Retinoic acid regulates a subset of Cdx1 funtion in vivo

Abstract

Hox gene products are key players in establishing positional identity along the anteroposterior (AP) axis. In vertebrates, gain or loss of Hox expression along the AP axis often leads to inappropriate morphogenesis, typically manifesting as homeotic transformations that affect the vertebrae and/or hindbrain. Various signalling pathways are known to impact on Hox expression, including the retinoid signalling pathway. Exogenous retinoic acid (RA), disruption of enzymes involved in maintaining normal embryonic RA distribution or mutation of the retinoid receptors (RARs and RXRs) can all impact on Hox expression with concomitant effects on AP patterning. Several Hox loci have well characterized RA response elements (RAREs), which have been shown to regulate functionally relevant Hox expression in the neurectoderm.

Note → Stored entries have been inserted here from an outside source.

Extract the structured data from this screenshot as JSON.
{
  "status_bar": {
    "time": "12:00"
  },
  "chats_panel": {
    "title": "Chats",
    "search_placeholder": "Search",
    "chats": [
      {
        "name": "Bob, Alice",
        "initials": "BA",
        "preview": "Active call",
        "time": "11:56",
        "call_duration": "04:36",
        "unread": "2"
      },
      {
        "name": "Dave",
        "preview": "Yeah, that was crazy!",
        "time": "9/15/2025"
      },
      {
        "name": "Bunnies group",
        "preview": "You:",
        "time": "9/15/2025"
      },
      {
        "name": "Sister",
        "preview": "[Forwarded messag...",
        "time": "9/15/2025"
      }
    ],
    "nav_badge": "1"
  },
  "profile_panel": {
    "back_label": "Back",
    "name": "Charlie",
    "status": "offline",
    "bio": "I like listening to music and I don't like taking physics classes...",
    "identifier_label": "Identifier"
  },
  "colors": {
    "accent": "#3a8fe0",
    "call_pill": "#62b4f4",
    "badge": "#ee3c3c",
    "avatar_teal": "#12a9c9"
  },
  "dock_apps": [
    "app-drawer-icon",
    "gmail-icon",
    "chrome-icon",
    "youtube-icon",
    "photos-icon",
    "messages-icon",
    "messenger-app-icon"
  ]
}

A similar crucial function for any RARE in mesodermal Hox expression has, however, not been documented. The means by which RA regulates mesodermal Hox expression could therefore be either through an undocumented direct mechanism or through an intermediary; these mechanisms are not necessarily exclusive. In this regard, we have found that Cdx1 may serve as such an intermediary. Cdx1 encodes a homeobox transcription factor that is crucial for normal somitic expression of several Hox genes, and is regulated by retinoid signalling in vivo and in vitro likely through an atypical RARE in the proximal promoter. In order to more fully understand the relationship between retinoid signalling, Cdx1 expression and AP patterning, we have derived mice in which the RARE has been functionally inactivated. These RARE-null mutants exhibit reduced expression of Cdx1 at all stages examined, vertebral homeotic transformations and altered Hox gene expression which correlates with certain of the defects seen in Cdx1-null offspring. These findings are consistent with a pivotal role for retinoid signalling in governing a subset of expression of Cdx1 crucial for normal vertebral patterning.